Figure 8. Primary cilia are elongated in Pkd1 p.R3277C CDs but not normal bile ducts.

SEM analysis of primary cilia length (A) in the CDs (Supplemental Table 4) and (B) bile ducts (Supplemental Table 5) of WT, Pkd1^RC/del2, and Pkd1^RC/RC mice at the ages indicated (n = 3 animals/group). (A) Representative SEM images of CDs and individual cilia. Scale bars: 2 μm (bottom row); 10 μm (WT, top row); 15 μm (Pkd1^RC/del2 and Pkd1^RC/RC, top row) (left). Graph summarizing >100 cilia measurements (~40 cilia in nondilated, ~30 in dilated, and ~30 in cystic CDs) in mutant animals and >50 cilia of nondilated CDs in WT animals (P25 and 12 months). The level of functional Pkd1 inversely correlated with cilia length, indicating a role of PC-1 in cilia maintenance (right). (B) Representative SEM image of WT and Pkd1^RC/RC bile duct and one microhamartoma. Bile duct cilia of the microhamartoma were significantly elongated (6.24 ± 1.57 μm, P < 0.001) (left). Scale bars: 1 μm (WT and Pkd1^RC/RC, bottom row); 2 μm (microhamartoma, bottom row); 50 μm (Pkd1^RC/RC, top row); 100 μm (WT and microhamartoma, top row). Graph summarizing >50 cilia measurements of >5 bile ducts per animal (right). Statistical values were obtained by the Student’s t test (**P < 0.01, ***P < 0.001); error bars indicate ± SD.
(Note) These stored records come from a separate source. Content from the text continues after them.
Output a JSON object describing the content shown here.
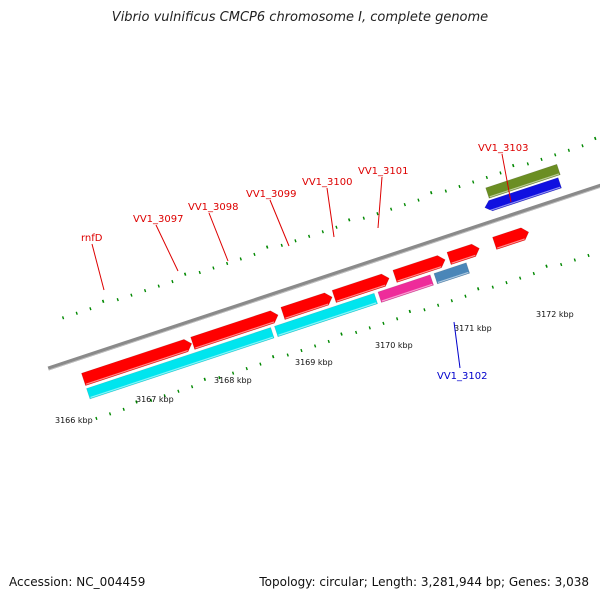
{
  "title": "Vibrio vulnificus CMCP6 chromosome I, complete genome",
  "footer": {
    "accession": "Accession: NC_004459",
    "summary": "Topology: circular; Length: 3,281,944 bp; Genes: 3,038"
  },
  "colors": {
    "backbone": "#8a8a8a",
    "tick": "#008800",
    "label_forward": "#dd0000",
    "label_reverse": "#0000cc",
    "cds": "#ff0000",
    "rna": "#00e5ee",
    "pink": "#ee2c9a",
    "steelblue": "#4a86b8",
    "blue": "#1010e0",
    "olive": "#6b8e23",
    "gray": "#cccccc"
  },
  "scale_labels": [
    "3166 kbp",
    "3167 kbp",
    "3168 kbp",
    "3169 kbp",
    "3170 kbp",
    "3171 kbp",
    "3172 kbp"
  ],
  "genes": [
    {
      "name": "rnfD",
      "strand": "forward"
    },
    {
      "name": "VV1_3097",
      "strand": "forward"
    },
    {
      "name": "VV1_3098",
      "strand": "forward"
    },
    {
      "name": "VV1_3099",
      "strand": "forward"
    },
    {
      "name": "VV1_3100",
      "strand": "forward"
    },
    {
      "name": "VV1_3101",
      "strand": "forward"
    },
    {
      "name": "VV1_3102",
      "strand": "reverse"
    },
    {
      "name": "VV1_3103",
      "strand": "forward"
    }
  ]
}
Figure 9. Pkd1 p.R3277C is a temperature-sensitive folding/maturation mutant.

(A) The PC-1 protein (full-length [FL]) is cleaved into NTPs and CTPs (estimated sizes of glycosylated PC-1 are indicated in parentheses) (–84). The positions of the incompletely penetrant variants (p.R3277C, p.R2220W) and the cleavage mutant p.E2771K are shown (29, 59, 83). NTP*, EndoH-sensitive, immature; NTP**, EndoH-resistant, mature. (B) WB of PC-1 showing the 2 glycoforms in kidney membranes and only the mature form in urinary ELVs. (C) WB of the exogenously expressed cleavage mutant Pkd1 p.E2771K (ex) and WT urinary ELVs (83). The endogenous (end) PC-1 protein is also seen at a low level. The endogenous, mature, cleaved PC-1 (NTP**) runs at a size similar to the ex.FL PC-1 p.E2771K (immature form). (D) WB and cleavage quantification (n = 6 transfections) of exogenously expressed WT and mutant forms of PC-1 shown in A. (E) WB and quantification of PC-1 levels in WT and Pkd1^RC/RC urinary ELVs at 1 and 12 months (n = 4 urine collections of 6 animals/group). ELVs from Pkd2^WS25/null mice show PC-1 levels in Pkd2 cystic kidneys (57). (F) EndoH assay of urinary Pkd1^RC/RC ELVs (analyzed on separate gels as indicated by the white line). (G) WB of Pkd1^RC/RC kidney membrane preparation and urinary ELVs compared with WT. (H) WB and quantification (n = 3 experiments) of PC-1 in cell media–isolated ELVs from primary CD cells isolated from WT and Pkd1^RC/RC P30 kidneys at 37°C and 33°C. PDCD6IP is an ELV expressed control protein (21). E, EndoH; P, PNGaseF. Statistical values were obtained by the Student’s t test (***P < 0.001); error bars indicate ± SD.